As I begin to prepare for life in Zimbabwe, I remember that I am simply, like each of you, running “with perseverance the race that is set before us” (Hebrews 12:1-2). What is very much on my mind as I prepare for this new lap of the journey is the “great crowd of witnesses” that surrounds us during this race. Every month since last May, I have been surrounded by believers who have encouraged me greatly through their loving involvement in their communities. Some of you are accompanying friends and neighbors, parents, siblings, spouses and children in tough times—caring for them during their illnesses, attending NA and AA meetings with them and supporting disabled children in public schools. You are encouraging incoming refugees and other neighbors to seek food banks and social services. Some of you are creating supportive environments for disabled youth. And you have been generous and thoughtful to me in my own travels to your homes and communities. You welcome the stranger.

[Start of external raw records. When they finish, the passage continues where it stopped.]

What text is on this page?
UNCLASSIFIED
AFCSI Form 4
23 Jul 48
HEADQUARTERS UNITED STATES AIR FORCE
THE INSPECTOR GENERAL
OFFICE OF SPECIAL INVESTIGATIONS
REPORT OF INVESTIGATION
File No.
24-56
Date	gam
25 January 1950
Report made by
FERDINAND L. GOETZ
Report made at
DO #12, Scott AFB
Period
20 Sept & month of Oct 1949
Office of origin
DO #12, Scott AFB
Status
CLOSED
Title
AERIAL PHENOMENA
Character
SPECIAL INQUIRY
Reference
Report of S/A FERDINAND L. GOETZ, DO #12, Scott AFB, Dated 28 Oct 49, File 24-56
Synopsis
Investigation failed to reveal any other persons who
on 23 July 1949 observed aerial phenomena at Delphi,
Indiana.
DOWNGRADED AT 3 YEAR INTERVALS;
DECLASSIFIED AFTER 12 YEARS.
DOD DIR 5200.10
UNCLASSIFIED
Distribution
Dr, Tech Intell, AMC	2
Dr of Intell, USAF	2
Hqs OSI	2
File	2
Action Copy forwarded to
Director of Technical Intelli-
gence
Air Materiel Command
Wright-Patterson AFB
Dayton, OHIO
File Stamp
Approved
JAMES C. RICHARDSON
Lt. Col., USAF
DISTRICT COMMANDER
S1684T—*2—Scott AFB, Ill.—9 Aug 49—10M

In his Commentary on Hebrews, Calvin wrote of the “great cloud of witnesses” who surround us during this race: “As we run the race to meet God . . . we are so surrounded by this dense throng, that wherever we turn our eyes many examples of faith immediately meet us . . . . We, relying on them as our guides and associates, ought to go onward to God with more alacrity.”

“Alacrity!” A great word, meaning “brisk and cheerful readiness.” Perhaps a variation of “alacrity” would work for the name of my next yellow lab retriever?

Well, I likely won’t be having a friendly dog by my side in Zimbabwe, but I’ll have the memories, the examples and the witness of all of you, my guides and associates in this race! And I find this thought very encouraging!

Please keep in touch!

And let us all go forth in cheerful readiness — and chikondano—to God!